But a quantum computer can go down all the paths at once. That’s what makes a quantum computer exponentially mightier than a classical computer.
By Dong Yi
Leading scientists have been seeking a new holy grail – “quantum supremacy.” The term “quantum supremacy” does not indicate any technological superiority of one country over another, but rather the enormous computing advantage of quantum computers over classical computers, the latter can vary from the office laptop you type on to those supercomputers that require an entire building to house.
The basic computing increment inside a classical computer is called a “bit,” which is based on a binary system that is either 0 or 1. These 0s and 1s constitute the basic bits.
A classical computer can only generate one of these eight values at a time: 000, 010, 001, 011, 110, 100, 101 or 111. Similar to a classical computer, a quantum computer has basic unit of data called a “qubit” or “quantum bit.” The qubits can represent numerous possible combinations of 1 and 0 at the same time. This is known as superposition in quantum mechanics.
That’s to say, if you ask a normal computer to figure its way out of a maze, it will try every single route in turn. But a quantum computer can go down all the paths at once. That’s what makes a quantum computer exponentially mightier than a classical computer.

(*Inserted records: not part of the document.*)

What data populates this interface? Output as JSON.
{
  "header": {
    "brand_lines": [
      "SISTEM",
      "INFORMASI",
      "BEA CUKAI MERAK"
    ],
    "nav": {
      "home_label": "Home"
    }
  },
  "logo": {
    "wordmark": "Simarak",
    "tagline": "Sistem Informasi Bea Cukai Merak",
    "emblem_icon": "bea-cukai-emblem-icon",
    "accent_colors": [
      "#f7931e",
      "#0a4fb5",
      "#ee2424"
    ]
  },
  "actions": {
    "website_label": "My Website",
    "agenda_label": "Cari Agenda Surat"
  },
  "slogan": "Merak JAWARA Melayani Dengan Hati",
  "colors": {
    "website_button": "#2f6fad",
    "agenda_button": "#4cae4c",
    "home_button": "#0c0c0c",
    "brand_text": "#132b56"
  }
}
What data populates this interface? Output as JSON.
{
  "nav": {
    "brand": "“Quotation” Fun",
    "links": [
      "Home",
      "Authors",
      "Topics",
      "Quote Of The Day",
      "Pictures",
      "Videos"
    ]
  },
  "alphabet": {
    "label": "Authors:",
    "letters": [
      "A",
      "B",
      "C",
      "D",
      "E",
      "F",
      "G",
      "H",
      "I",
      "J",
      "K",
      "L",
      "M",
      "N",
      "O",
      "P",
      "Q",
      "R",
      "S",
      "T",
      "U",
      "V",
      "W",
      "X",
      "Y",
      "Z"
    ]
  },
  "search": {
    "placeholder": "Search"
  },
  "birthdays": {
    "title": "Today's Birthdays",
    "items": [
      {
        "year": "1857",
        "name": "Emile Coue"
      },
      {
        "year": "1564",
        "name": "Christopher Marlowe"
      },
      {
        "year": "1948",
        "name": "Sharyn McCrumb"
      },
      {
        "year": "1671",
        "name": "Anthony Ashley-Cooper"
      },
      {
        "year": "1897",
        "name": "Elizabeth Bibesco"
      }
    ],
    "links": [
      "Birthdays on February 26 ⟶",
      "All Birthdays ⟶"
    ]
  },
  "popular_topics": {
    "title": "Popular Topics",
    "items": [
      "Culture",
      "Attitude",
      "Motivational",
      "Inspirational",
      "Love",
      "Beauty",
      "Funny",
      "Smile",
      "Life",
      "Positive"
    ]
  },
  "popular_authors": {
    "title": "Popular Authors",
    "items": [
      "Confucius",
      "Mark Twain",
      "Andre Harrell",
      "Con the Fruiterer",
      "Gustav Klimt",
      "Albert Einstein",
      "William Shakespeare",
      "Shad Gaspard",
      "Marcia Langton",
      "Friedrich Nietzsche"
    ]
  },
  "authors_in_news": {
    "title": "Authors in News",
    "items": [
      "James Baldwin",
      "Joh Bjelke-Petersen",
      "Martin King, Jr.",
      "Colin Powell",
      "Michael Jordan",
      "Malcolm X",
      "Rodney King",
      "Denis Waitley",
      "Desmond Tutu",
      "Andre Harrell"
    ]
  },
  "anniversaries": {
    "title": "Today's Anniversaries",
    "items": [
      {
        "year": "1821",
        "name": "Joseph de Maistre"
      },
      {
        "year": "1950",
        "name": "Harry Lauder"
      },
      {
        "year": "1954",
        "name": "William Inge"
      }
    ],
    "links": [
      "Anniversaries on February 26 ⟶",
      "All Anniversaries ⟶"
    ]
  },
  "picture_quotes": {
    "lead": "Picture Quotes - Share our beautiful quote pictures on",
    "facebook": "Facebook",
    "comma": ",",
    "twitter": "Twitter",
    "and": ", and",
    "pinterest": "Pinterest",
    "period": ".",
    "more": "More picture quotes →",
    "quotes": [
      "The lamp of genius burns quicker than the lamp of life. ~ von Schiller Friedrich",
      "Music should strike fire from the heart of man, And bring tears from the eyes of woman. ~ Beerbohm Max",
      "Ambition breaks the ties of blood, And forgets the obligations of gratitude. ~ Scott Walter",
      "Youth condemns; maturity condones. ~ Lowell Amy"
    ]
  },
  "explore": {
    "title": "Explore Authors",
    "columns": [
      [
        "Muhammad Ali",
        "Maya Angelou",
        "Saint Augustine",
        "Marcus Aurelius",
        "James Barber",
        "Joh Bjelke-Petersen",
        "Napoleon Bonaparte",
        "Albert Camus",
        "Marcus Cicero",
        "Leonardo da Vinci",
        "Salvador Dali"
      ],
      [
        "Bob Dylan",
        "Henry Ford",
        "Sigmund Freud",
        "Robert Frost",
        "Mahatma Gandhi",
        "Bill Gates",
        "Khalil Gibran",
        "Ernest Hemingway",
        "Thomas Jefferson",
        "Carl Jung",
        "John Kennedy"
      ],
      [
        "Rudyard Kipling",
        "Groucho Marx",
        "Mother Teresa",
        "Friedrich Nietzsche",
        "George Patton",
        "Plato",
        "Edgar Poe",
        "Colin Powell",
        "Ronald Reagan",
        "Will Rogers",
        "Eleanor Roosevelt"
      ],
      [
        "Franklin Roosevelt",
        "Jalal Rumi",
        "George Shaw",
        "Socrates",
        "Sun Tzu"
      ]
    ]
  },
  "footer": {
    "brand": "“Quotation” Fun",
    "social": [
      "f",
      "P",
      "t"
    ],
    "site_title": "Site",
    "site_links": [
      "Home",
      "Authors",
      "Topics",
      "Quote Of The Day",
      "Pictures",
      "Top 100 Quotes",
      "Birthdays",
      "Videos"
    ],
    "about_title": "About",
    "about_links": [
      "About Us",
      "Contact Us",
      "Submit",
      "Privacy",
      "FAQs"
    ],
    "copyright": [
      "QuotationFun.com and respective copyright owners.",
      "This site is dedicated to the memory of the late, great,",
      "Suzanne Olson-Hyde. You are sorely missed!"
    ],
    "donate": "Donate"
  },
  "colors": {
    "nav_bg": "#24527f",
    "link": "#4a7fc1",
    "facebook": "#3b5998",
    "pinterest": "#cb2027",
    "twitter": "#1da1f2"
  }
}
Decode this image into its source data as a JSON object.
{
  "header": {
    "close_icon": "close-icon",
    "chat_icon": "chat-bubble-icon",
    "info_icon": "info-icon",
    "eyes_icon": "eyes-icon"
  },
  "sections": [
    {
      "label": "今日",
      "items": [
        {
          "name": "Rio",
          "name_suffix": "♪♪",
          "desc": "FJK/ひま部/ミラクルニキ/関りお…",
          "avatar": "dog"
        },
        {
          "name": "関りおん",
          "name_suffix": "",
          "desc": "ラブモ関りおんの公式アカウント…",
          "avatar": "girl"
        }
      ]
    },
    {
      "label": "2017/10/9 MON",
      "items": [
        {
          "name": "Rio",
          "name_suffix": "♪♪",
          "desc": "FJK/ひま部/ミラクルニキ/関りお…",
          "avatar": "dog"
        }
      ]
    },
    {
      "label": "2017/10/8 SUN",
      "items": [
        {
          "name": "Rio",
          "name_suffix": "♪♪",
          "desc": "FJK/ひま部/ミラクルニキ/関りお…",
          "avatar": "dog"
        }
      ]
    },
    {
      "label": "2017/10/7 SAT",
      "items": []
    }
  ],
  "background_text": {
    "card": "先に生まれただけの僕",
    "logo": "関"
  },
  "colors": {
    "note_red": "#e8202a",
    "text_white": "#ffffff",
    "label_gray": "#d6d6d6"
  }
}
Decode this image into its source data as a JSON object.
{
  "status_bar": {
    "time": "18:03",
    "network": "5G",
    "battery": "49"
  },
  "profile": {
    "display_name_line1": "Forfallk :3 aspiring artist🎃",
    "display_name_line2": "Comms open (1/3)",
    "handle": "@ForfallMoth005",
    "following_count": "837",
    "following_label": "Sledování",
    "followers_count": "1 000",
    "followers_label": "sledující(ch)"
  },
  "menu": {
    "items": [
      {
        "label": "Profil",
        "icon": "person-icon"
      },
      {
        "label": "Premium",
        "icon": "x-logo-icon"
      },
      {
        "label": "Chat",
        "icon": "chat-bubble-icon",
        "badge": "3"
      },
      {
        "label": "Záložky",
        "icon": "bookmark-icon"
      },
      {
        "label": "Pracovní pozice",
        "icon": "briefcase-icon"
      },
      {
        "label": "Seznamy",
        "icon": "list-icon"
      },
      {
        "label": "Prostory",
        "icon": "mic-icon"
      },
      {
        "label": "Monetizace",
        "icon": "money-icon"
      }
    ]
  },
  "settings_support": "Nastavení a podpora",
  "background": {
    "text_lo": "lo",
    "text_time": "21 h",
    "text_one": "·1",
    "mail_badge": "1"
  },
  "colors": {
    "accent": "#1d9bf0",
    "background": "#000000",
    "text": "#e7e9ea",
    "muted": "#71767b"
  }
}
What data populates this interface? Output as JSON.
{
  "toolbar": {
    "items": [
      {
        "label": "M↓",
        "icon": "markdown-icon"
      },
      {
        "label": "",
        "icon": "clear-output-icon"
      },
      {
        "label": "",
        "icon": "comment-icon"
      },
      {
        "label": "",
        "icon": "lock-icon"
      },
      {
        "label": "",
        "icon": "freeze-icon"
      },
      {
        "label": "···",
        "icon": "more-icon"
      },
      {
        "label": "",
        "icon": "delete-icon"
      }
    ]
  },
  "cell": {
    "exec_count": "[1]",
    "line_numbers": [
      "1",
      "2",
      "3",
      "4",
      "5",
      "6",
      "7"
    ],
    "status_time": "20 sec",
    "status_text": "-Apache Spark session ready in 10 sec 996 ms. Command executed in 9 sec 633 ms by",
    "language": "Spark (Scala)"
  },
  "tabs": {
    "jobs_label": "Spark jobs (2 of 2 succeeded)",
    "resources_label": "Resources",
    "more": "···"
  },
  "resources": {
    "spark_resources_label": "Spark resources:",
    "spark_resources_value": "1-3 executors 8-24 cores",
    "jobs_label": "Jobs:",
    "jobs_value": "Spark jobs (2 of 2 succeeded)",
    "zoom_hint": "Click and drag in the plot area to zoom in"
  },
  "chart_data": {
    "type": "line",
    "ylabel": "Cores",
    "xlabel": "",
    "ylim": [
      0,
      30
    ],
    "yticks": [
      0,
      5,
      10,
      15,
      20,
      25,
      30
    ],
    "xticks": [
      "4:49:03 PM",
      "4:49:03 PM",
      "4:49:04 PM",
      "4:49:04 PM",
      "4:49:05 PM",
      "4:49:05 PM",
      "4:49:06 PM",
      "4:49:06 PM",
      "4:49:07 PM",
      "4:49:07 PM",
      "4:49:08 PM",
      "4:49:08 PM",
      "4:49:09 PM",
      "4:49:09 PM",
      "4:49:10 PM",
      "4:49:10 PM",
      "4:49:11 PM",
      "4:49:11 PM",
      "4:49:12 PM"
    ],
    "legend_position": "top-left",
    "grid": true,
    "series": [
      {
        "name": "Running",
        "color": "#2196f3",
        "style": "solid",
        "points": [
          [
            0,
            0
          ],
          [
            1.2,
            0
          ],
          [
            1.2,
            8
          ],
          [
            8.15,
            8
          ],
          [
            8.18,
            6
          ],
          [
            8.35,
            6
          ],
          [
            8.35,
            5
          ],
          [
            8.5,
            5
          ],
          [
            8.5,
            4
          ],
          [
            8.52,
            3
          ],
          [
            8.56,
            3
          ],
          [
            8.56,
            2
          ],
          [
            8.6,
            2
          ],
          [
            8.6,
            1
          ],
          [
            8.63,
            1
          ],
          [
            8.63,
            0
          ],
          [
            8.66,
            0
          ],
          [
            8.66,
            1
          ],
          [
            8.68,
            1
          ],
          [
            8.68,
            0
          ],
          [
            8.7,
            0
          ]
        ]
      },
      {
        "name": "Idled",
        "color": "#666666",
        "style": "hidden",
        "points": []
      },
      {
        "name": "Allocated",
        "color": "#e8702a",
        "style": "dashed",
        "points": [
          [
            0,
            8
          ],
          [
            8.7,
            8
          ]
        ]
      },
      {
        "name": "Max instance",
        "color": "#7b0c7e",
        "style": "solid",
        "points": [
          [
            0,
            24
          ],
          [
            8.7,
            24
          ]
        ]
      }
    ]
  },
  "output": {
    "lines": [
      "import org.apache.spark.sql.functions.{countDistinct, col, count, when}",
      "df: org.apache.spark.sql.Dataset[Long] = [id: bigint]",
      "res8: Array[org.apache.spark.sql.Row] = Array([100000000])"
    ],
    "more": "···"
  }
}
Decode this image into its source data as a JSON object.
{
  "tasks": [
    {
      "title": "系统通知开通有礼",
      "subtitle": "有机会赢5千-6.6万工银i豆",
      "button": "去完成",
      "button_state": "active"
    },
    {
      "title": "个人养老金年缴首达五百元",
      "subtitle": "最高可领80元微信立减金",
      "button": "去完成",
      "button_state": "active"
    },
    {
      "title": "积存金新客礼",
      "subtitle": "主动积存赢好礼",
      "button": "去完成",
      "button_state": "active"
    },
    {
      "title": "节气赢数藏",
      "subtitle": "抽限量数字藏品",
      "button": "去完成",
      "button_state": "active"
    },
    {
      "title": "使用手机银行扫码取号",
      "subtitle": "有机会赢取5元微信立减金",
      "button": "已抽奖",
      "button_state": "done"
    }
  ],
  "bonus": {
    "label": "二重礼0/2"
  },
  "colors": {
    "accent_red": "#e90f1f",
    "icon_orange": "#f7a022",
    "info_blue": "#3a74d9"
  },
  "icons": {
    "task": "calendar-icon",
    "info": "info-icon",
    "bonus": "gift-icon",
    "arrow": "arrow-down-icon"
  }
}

This is how quantum computing works: A command, which is coded by binary bits, is sent from a classical computer to an electronic converter, where it is turned into microwave signal.
This messenger is shot into a quantum device, where it winds its way down through its entire structure and gradually cooled down to the temperature that’s needed. At long last, the messenger reaches the very bottom of the device, where the computing magic actually happens.
The core of a quantum computer is actually just a tiny little chipset, about 1 centimeter in diameter. The chip is where electron, or qubits, are waiting. They received the command and start to communicate with each other to get a computing result. That result is sent out of the device again in the form of microwave signal. It is decoded by a classical computer into a straightforward answer that people prefer.
Quantum computers are not only much more powerful than their classical counterparts, they are also capable of certain tasks impossible for any classical computer to take on, like simulating large atomic and molecular activities in chemical reactions or cracking enigmatic encrypted data.
Critics have been reminding us that this next-gen technology has yet to solve any of our real-life problems. But that may be changing in the next 10 years. With the world-renowned Cleveland Clinic’s announcement that it will soon invest in an IBM quantum computer for its future clinical studies, we could be on the verge of a major medical and pharmaceutical breakthrough.